Federal statute explicitly prohibits the president, vice president, and other executive branch officials from instructing the IRS to initiate or halt specific audits. That prohibition is broad and unambiguous. Yet the law appears to contain a potential exception: the attorney general may possess authority to approve such arrangements. The settlement now sits in a legal gray zone—technically compliant with the letter of the law, but testing its spirit in ways that will likely invite scrutiny from Congress and watchdog groups in the months ahead.
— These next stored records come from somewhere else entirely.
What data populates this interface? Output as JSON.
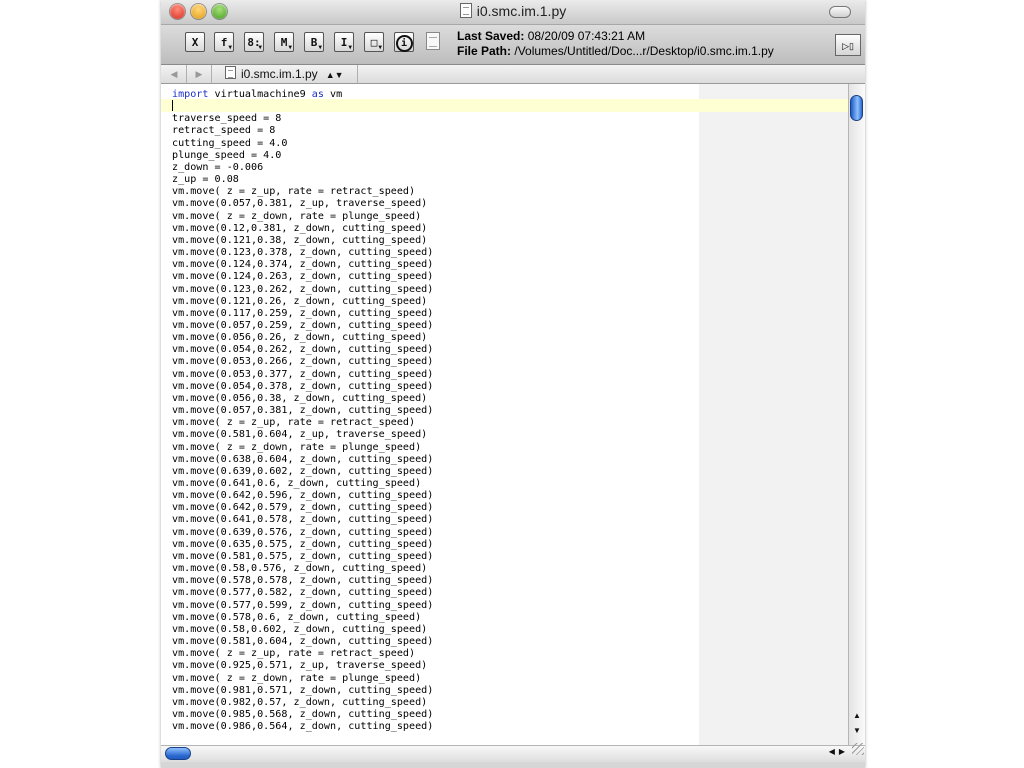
{
  "window": {
    "title": "i0.smc.im.1.py"
  },
  "toolbar": {
    "buttons": [
      {
        "name": "no-symbol-button",
        "glyph": "X"
      },
      {
        "name": "function-menu-button",
        "glyph": "f"
      },
      {
        "name": "marker-menu-button",
        "glyph": "8:"
      },
      {
        "name": "mark-menu-button",
        "glyph": "M"
      },
      {
        "name": "document-menu-button",
        "glyph": "B"
      },
      {
        "name": "text-menu-button",
        "glyph": "I"
      },
      {
        "name": "window-menu-button",
        "glyph": "□"
      },
      {
        "name": "info-button",
        "glyph": "i"
      }
    ],
    "last_saved_label": "Last Saved:",
    "last_saved_value": "08/20/09 07:43:21 AM",
    "file_path_label": "File Path:",
    "file_path_value": "/Volumes/Untitled/Doc...r/Desktop/i0.smc.im.1.py"
  },
  "navbar": {
    "back_arrow": "◀",
    "forward_arrow": "▶",
    "file_name": "i0.smc.im.1.py",
    "updown": "▲▼"
  },
  "editor": {
    "first_line_keyword_import": "import",
    "first_line_module": " virtualmachine9 ",
    "first_line_keyword_as": "as",
    "first_line_alias": " vm",
    "code_lines": [
      "",
      "traverse_speed = 8",
      "retract_speed = 8",
      "cutting_speed = 4.0",
      "plunge_speed = 4.0",
      "z_down = -0.006",
      "z_up = 0.08",
      "vm.move( z = z_up, rate = retract_speed)",
      "vm.move(0.057,0.381, z_up, traverse_speed)",
      "vm.move( z = z_down, rate = plunge_speed)",
      "vm.move(0.12,0.381, z_down, cutting_speed)",
      "vm.move(0.121,0.38, z_down, cutting_speed)",
      "vm.move(0.123,0.378, z_down, cutting_speed)",
      "vm.move(0.124,0.374, z_down, cutting_speed)",
      "vm.move(0.124,0.263, z_down, cutting_speed)",
      "vm.move(0.123,0.262, z_down, cutting_speed)",
      "vm.move(0.121,0.26, z_down, cutting_speed)",
      "vm.move(0.117,0.259, z_down, cutting_speed)",
      "vm.move(0.057,0.259, z_down, cutting_speed)",
      "vm.move(0.056,0.26, z_down, cutting_speed)",
      "vm.move(0.054,0.262, z_down, cutting_speed)",
      "vm.move(0.053,0.266, z_down, cutting_speed)",
      "vm.move(0.053,0.377, z_down, cutting_speed)",
      "vm.move(0.054,0.378, z_down, cutting_speed)",
      "vm.move(0.056,0.38, z_down, cutting_speed)",
      "vm.move(0.057,0.381, z_down, cutting_speed)",
      "vm.move( z = z_up, rate = retract_speed)",
      "vm.move(0.581,0.604, z_up, traverse_speed)",
      "vm.move( z = z_down, rate = plunge_speed)",
      "vm.move(0.638,0.604, z_down, cutting_speed)",
      "vm.move(0.639,0.602, z_down, cutting_speed)",
      "vm.move(0.641,0.6, z_down, cutting_speed)",
      "vm.move(0.642,0.596, z_down, cutting_speed)",
      "vm.move(0.642,0.579, z_down, cutting_speed)",
      "vm.move(0.641,0.578, z_down, cutting_speed)",
      "vm.move(0.639,0.576, z_down, cutting_speed)",
      "vm.move(0.635,0.575, z_down, cutting_speed)",
      "vm.move(0.581,0.575, z_down, cutting_speed)",
      "vm.move(0.58,0.576, z_down, cutting_speed)",
      "vm.move(0.578,0.578, z_down, cutting_speed)",
      "vm.move(0.577,0.582, z_down, cutting_speed)",
      "vm.move(0.577,0.599, z_down, cutting_speed)",
      "vm.move(0.578,0.6, z_down, cutting_speed)",
      "vm.move(0.58,0.602, z_down, cutting_speed)",
      "vm.move(0.581,0.604, z_down, cutting_speed)",
      "vm.move( z = z_up, rate = retract_speed)",
      "vm.move(0.925,0.571, z_up, traverse_speed)",
      "vm.move( z = z_down, rate = plunge_speed)",
      "vm.move(0.981,0.571, z_down, cutting_speed)",
      "vm.move(0.982,0.57, z_down, cutting_speed)",
      "vm.move(0.985,0.568, z_down, cutting_speed)",
      "vm.move(0.986,0.564, z_down, cutting_speed)"
    ]
  },
  "scrollbar": {
    "up_arrow": "▲",
    "down_arrow": "▼",
    "left_arrow": "◀",
    "right_arrow": "▶"
  },
  "colors": {
    "keyword": "#1d30c8",
    "current_line": "#ffffd4",
    "scroll_thumb": "#2a68cf"
  }
}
Justice Department officials defended the compensation fund by noting Trump and his family would receive no money from it
— Department of Justice statement
The Hearth Conversation Another angle on the story
Inventor

So Trump sued the IRS for $10 billion over leaked tax returns, and now he's settled. That part makes sense. But what's the audit immunity clause actually worth?

Model

It's worth potentially more than the lawsuit itself. The Times reported a single audit could cost him over $100 million. He's not getting paid from the compensation fund, but he's getting something far more valuable: protection from the IRS ever examining his returns again.

Inventor

But doesn't federal law say the president can't tell the IRS to stop auditing him?

Model

It does. That's the tension. The law explicitly forbids it. But the attorney general may have some exemption authority—the statute isn't entirely clear on that point. So technically this might be legal, but it's operating in a space the law didn't really anticipate.

Inventor

The audit immunity clause appeared after the initial agreement was public. Why would they add it later?

Model

That's the question everyone's asking. The New York Times had already reported the negotiations included audit suspension language, but it wasn't in the first nine-page document. Adding it the next day makes it look like they were hiding something, or at least being less than transparent about what the deal actually contained.

Inventor

And the Treasury's top lawyer resigned the day the deal was announced.

Model

Right. Brian Morrissey walked out Monday. He didn't explain why publicly, but the timing speaks for itself. He was the chief legal officer for the department that just agreed to something that looks legally questionable.

Inventor

What happens next?

Model

Congress will likely want answers. Watchdog groups will challenge it. The real question is whether the attorney general's authority—if it exists—actually extends this far. This settlement may end up in court again, just in a different form.